- Born: 28 January 1926 Poznań, Poland
- Died: 7 March 2023 (aged 97) Warsaw, Poland

= Władysław Findeisen =

Polish engineer, academic and politician (1926–2023)

Władysław Findeisen (28 January 1926 – 7 March 2023) was a Polish engineer, academic and politician.

== Life and career ==
Born in Poznań, the son of two engineers, during World War II Findeisen took part in the Warsaw Uprising, being captured by Nazis and being imprisoned in a war camp in Germany. In 1949, he graduated in Electrical Engineering at the Warsaw University of Technology, where he later became professor and where he co-founded the Department of Automatic Control and Telemechanics (later renamed as Institute of Automatic Control), that he headed from 1955 to 1981. He served as rector of the university from 1981 to 1985, when he was dismissed for political reasons. A member of the Solidarity movement and a supporter of Lech Wałęsa, he was senator from 1989 to 1993.

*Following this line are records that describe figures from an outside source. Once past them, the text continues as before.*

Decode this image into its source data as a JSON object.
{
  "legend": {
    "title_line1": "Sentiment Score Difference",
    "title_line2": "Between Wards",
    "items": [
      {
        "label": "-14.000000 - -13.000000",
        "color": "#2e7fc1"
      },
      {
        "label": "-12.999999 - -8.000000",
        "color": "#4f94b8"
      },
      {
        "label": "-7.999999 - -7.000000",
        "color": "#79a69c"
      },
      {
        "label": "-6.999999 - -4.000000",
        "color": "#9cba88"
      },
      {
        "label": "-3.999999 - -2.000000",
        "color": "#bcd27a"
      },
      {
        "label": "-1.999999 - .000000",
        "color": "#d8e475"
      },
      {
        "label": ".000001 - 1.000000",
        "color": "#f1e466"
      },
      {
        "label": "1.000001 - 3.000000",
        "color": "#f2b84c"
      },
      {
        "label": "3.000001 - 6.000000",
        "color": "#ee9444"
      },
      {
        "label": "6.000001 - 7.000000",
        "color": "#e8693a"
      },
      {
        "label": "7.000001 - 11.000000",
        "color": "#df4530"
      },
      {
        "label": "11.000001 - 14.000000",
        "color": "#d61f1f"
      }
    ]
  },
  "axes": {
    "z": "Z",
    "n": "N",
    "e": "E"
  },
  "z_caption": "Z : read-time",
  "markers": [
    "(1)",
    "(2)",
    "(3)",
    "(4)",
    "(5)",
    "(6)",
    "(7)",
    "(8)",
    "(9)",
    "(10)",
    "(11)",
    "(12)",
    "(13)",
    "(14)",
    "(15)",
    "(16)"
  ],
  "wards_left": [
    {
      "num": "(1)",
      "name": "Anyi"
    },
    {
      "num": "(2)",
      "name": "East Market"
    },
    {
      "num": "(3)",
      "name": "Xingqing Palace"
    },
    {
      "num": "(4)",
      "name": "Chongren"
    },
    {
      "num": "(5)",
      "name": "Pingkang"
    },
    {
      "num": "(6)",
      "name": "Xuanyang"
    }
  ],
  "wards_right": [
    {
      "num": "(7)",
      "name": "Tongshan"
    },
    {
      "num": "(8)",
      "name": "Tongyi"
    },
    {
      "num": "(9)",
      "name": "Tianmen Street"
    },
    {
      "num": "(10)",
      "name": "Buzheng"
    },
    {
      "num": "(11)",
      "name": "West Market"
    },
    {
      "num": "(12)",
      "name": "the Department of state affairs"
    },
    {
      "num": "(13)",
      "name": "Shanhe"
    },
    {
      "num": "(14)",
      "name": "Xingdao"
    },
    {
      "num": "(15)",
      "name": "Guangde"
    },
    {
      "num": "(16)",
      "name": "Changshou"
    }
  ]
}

The main object of Findeisen's studies was the theory and technology of automatic control, and among other things with his team he developed a system of hierarchical steady-state control used in the chemical industry. He authored or co-authored about 80 scientific articles and 6 books.

During his career Findeisen received various honours and accolades, notably the Order of the White Eagle, the Commander's Cross of the Order of Polonia Restituta, the Warsaw Uprising Cross and the Honorary Citizenship of Warsaw. He died in Warsaw on 7 March 2023, at the age of 97.